La photo dans Paris Match a semé l'émoi dans toute la France. Croquée devant unemosquée deGennevilliers, cette photo montre une jeune femme de 29 ans voilée, son corps enfoui sous une longue djellaba noire, marchant légèrement en retrait de son mari. Nom civil de la jeune fille? Mélanie Georgiades. Nom de scène? Diam's, sympathique rappeuse française qui, en 2006, dans la France de Sarko qu'elle dénonçait âprement, a réussi à vendre plus d'un million du CD Dans ma bulle. Imaginez! Elle, la petite banlieusarde sortie de nulle part et trop blanche, à qui on avait dit qu'elle ne réussirait jamais à percer le monde macho des rappeurs, voilà qu'elle avait atteint le sommet des palmarès !

Montréal, février 2007, suite 714 de l'Auberge des Gouverneurs, je la revois encore: pétillante et pétulante petite boulette comme elle aimait se qualifier elle-même, tête nue, cheveux courts, le sourire fendu jusqu'aux oreilles, heureuse de se retrouver dans cette ville où elle avait chanté quasi incognito deux fois aux FrancoFolies et où elle revenait auréolée de succès et prête à prendre d'assaut un Métropolis qui affichait complet.

Quel grand malheur s'est donc abattu sur cette fille pour qu'après avoir été un modèle de cran et d'émancipation pour «toutes les nanas» des banlieues et d'ailleurs, elle disparaisse sous un voile?

Pas un seul grand malheur, ai-je appris dans les médias français, mais un cocktail explosif de trop de succès, trop de fric, trop d'alcool et de dope, le tout mélangé à une peine d'amour, un diagnostic de bipolarité et une dépression nerveuse si sévère que Diam's a dû être traitée en institution psychiatrique pendant des mois. En émergeant de ce cauchemar, l'Islam l'attendait à bras ouverts avec sa pudeur, son absence de doute et son surplus de discipline.

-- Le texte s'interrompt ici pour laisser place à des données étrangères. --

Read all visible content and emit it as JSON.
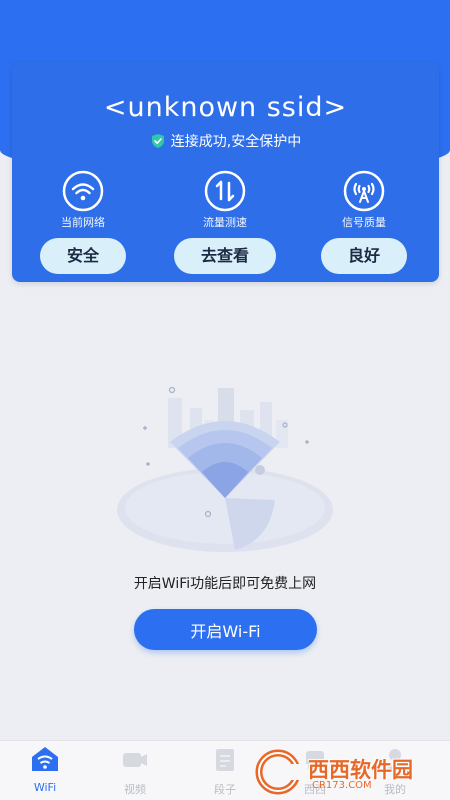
{
  "header": {
    "ssid": "<unknown ssid>",
    "status_text": "连接成功,安全保护中"
  },
  "stats": [
    {
      "icon": "wifi-icon",
      "label": "当前网络",
      "value": "安全"
    },
    {
      "icon": "speed-icon",
      "label": "流量测速",
      "value": "去查看"
    },
    {
      "icon": "signal-tower-icon",
      "label": "信号质量",
      "value": "良好"
    }
  ],
  "main": {
    "prompt": "开启WiFi功能后即可免费上网",
    "open_button_label": "开启Wi-Fi"
  },
  "tabbar": {
    "tabs": [
      {
        "label": "WiFi",
        "active": true
      },
      {
        "label": "视频",
        "active": false
      },
      {
        "label": "段子",
        "active": false
      },
      {
        "label": "西西",
        "active": false
      },
      {
        "label": "我的",
        "active": false
      }
    ]
  },
  "watermark": {
    "main": "西西软件园",
    "sub": "CR173.COM"
  },
  "colors": {
    "primary": "#2c6ff0",
    "pill_bg": "#d9f0fb",
    "page_bg": "#eceef3"
  }
}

Il y a trois ans à Montréal, j'avais essayé d'aborder avec Diam's le sujet de sa conversion à l'islam en 2000.

«Je ne parle jamais de religion, m'avait-elle répondu. C'est une affaire personnelle et privée.»

Le caractère intraitable de la réponse m'avait frappée. Encore plus frappant, son refus de dénoncer le voile porté par plusieurs de ses amies. À l'époque, j'avais pris sa nonchalance à l'égard du voile comme une forme de provocation de la part d'une ado sympa et rebelle qui s'était convertie à l'islam un peu, beaucoup, pour faire suer sa mère.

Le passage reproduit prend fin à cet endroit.